Magdalena Village Hall, 108 N. Main Street, Magdalena
John Larson | El Defensor Chieftain

Magdalena’s “blue law” preventing restaurants from serving beer and wine may be a thing of the past if voters so agree. To that end, the Village of Magdalena Board of Trustees passed a resolution at its March 28 meeting to put the question on the ballot for the November general election.

Mayor Richard Rumpf said he and the board have been working on the wording with the village attorney.

“We needed to get it right and need to get it on the November ballot,” Rumpf said.

The resolution pointed out that the Alcohol Beverage Division of the New Mexico Regulation and Licensing Department grandfathered in Magdalena as a local option district prior to the 1981 enactment of the Local Option statute.

“It states that local option districts must hold elections on whether to approve the issuance of restaurant licenses,” Rumpf said.

Such an election may be initiated by petition or by resolution of the governing body of a local option district without a petition, the statute says.

“This resolution is to get it on the ballot,” he said. “I think there is a lot of support for this in the village.”

In 2014, Magdalena voters defeated an ordinance that prevented Golden Spur Saloon from providing liquor-by-the-drink on Sundays.

“We’re just trying to straighten out everything,” he said.

Rumpf said it was his understanding that Tumbleweeds Diner would be allowed a provisional license.

At the meeting, Rumpf also gave an update on the new water well project.
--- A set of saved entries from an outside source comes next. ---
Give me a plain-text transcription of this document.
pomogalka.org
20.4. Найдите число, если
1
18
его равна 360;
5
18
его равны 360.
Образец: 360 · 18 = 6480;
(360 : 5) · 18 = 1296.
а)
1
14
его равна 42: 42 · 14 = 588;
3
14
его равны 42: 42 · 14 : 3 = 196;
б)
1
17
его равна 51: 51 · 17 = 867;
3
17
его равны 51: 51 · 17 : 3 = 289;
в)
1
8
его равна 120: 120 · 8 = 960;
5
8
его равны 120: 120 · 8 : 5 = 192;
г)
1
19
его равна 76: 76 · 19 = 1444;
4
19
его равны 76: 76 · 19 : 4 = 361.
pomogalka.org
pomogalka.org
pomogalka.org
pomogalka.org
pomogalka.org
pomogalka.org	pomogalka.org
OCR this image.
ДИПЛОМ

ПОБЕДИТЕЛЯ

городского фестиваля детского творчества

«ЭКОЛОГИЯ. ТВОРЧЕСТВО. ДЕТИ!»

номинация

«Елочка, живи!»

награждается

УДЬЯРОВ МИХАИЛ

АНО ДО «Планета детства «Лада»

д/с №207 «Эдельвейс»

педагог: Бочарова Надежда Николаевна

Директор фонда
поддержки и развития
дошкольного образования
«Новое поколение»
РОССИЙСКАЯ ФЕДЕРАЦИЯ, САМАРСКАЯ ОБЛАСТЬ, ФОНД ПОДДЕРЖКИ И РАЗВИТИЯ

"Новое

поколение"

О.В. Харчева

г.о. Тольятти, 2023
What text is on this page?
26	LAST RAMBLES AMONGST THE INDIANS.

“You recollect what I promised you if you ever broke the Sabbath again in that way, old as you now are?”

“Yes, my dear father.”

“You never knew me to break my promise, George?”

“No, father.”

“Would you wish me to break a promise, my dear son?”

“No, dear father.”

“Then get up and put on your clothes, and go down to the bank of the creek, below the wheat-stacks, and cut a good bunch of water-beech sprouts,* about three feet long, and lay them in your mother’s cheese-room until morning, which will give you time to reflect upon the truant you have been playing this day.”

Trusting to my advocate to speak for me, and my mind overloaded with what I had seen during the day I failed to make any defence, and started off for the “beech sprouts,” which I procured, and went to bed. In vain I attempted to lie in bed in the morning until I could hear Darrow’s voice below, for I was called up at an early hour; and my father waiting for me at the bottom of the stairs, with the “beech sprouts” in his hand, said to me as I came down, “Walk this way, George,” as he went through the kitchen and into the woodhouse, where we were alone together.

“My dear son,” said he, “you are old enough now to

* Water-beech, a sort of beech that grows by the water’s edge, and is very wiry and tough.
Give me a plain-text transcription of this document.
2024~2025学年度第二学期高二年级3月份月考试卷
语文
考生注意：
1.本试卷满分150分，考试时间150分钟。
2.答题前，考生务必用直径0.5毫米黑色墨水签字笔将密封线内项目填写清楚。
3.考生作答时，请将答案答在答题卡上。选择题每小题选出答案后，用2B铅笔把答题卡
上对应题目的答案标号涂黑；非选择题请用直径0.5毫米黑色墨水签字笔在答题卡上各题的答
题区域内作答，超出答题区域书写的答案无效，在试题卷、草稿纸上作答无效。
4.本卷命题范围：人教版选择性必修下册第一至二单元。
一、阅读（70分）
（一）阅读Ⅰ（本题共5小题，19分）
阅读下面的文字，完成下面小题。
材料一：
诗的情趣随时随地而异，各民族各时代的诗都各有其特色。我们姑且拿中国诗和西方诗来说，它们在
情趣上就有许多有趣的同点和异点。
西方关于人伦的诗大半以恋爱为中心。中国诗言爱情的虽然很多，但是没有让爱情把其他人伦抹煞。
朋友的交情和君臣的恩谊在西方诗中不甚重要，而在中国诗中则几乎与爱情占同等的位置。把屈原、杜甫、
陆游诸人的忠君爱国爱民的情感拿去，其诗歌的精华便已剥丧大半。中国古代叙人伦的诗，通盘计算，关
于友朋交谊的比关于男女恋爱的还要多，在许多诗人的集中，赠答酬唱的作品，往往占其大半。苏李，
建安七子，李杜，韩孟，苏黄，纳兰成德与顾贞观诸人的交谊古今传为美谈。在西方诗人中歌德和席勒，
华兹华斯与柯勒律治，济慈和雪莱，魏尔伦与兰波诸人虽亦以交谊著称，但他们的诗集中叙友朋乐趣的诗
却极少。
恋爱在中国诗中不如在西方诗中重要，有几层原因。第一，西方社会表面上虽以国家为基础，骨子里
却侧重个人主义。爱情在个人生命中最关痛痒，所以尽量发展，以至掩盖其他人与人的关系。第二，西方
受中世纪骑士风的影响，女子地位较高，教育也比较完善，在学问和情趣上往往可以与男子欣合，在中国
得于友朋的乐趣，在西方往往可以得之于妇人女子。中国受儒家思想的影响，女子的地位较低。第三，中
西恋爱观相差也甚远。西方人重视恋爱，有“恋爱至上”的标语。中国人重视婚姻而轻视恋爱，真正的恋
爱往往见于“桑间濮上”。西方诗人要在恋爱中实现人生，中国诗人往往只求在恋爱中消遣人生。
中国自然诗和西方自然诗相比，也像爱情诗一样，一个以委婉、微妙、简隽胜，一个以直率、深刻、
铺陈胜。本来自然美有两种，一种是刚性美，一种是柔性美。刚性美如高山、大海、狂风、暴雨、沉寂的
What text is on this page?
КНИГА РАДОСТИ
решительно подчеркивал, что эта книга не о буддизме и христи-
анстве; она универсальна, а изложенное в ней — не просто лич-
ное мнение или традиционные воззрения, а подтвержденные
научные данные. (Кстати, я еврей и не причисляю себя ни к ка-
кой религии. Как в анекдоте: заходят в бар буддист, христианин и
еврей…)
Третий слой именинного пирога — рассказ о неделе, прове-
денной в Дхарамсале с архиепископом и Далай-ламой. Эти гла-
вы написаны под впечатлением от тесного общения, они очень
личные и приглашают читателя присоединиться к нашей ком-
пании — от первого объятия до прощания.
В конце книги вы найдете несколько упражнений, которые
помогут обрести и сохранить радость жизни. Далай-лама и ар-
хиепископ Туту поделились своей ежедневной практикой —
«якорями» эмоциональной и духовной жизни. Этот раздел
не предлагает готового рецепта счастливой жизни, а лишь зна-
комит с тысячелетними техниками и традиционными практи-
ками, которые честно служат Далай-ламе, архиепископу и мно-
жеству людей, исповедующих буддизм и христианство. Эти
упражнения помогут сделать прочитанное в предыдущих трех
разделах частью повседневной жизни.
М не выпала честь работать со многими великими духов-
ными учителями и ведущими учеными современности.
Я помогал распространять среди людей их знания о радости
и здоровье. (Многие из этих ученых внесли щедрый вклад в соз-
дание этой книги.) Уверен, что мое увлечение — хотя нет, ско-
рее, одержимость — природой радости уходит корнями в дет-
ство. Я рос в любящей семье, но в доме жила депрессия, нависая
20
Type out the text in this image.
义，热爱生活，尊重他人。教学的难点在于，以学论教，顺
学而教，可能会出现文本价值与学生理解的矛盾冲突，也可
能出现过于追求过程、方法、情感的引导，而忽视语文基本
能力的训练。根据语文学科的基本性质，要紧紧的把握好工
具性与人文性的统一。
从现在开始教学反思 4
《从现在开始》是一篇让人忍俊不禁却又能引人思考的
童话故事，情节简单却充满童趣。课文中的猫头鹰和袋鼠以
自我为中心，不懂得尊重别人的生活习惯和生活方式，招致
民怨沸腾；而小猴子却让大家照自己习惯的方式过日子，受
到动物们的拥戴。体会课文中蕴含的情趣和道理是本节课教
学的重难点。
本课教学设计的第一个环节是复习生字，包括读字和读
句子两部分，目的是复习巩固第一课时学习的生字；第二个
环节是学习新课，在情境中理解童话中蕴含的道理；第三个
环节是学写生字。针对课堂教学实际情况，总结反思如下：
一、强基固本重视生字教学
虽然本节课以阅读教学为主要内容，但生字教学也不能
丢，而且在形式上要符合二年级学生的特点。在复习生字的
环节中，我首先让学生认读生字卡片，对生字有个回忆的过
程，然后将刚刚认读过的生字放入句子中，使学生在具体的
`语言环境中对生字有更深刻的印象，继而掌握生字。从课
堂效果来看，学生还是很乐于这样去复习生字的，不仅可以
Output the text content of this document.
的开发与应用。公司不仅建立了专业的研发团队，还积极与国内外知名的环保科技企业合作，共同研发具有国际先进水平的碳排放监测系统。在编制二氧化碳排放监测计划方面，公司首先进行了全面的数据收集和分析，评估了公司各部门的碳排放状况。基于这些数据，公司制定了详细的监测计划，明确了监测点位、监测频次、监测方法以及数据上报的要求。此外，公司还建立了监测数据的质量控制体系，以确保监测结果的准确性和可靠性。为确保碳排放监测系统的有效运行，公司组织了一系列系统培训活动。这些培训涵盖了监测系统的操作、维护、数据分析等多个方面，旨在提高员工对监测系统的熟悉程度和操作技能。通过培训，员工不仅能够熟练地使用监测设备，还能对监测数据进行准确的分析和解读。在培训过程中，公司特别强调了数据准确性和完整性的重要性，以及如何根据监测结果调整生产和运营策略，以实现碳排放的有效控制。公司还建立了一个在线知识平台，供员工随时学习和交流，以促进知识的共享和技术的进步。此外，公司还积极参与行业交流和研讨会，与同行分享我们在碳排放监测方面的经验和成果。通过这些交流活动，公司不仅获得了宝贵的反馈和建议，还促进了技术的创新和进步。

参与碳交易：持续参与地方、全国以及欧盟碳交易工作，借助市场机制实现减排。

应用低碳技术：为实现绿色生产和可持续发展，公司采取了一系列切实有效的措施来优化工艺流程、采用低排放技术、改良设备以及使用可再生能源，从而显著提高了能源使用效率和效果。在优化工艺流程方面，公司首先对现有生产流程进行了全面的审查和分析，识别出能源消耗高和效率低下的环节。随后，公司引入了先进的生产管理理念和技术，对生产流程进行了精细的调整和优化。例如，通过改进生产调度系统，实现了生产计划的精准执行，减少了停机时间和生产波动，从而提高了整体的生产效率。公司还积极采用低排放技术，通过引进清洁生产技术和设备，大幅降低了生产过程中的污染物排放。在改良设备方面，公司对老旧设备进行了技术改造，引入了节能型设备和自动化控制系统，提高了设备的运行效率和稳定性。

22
He said the drilling for the new Trujillo Supplemental Well east of town on Highway 60 is proceeding on schedule. “They hit some very hard rock and they’re bringing in additional equipment from Ft. Smith, Arkansas to drill through that. It’s been a challenge,” he said. “We have to spend another $100,000 to install the pump and get everything hooked up in the building.”

Rumpf said he expects the drilling to be completed by next week.

In other action, the board:

  • Approved reallocating $33,594 of the Cares Act money to remove an obsolete water storage tank. The 200,000-gallon tank is the oldest of the three tanks on the hill south of town.
  • Approved the hiring of Brian Waterman as the new Deputy Marshal.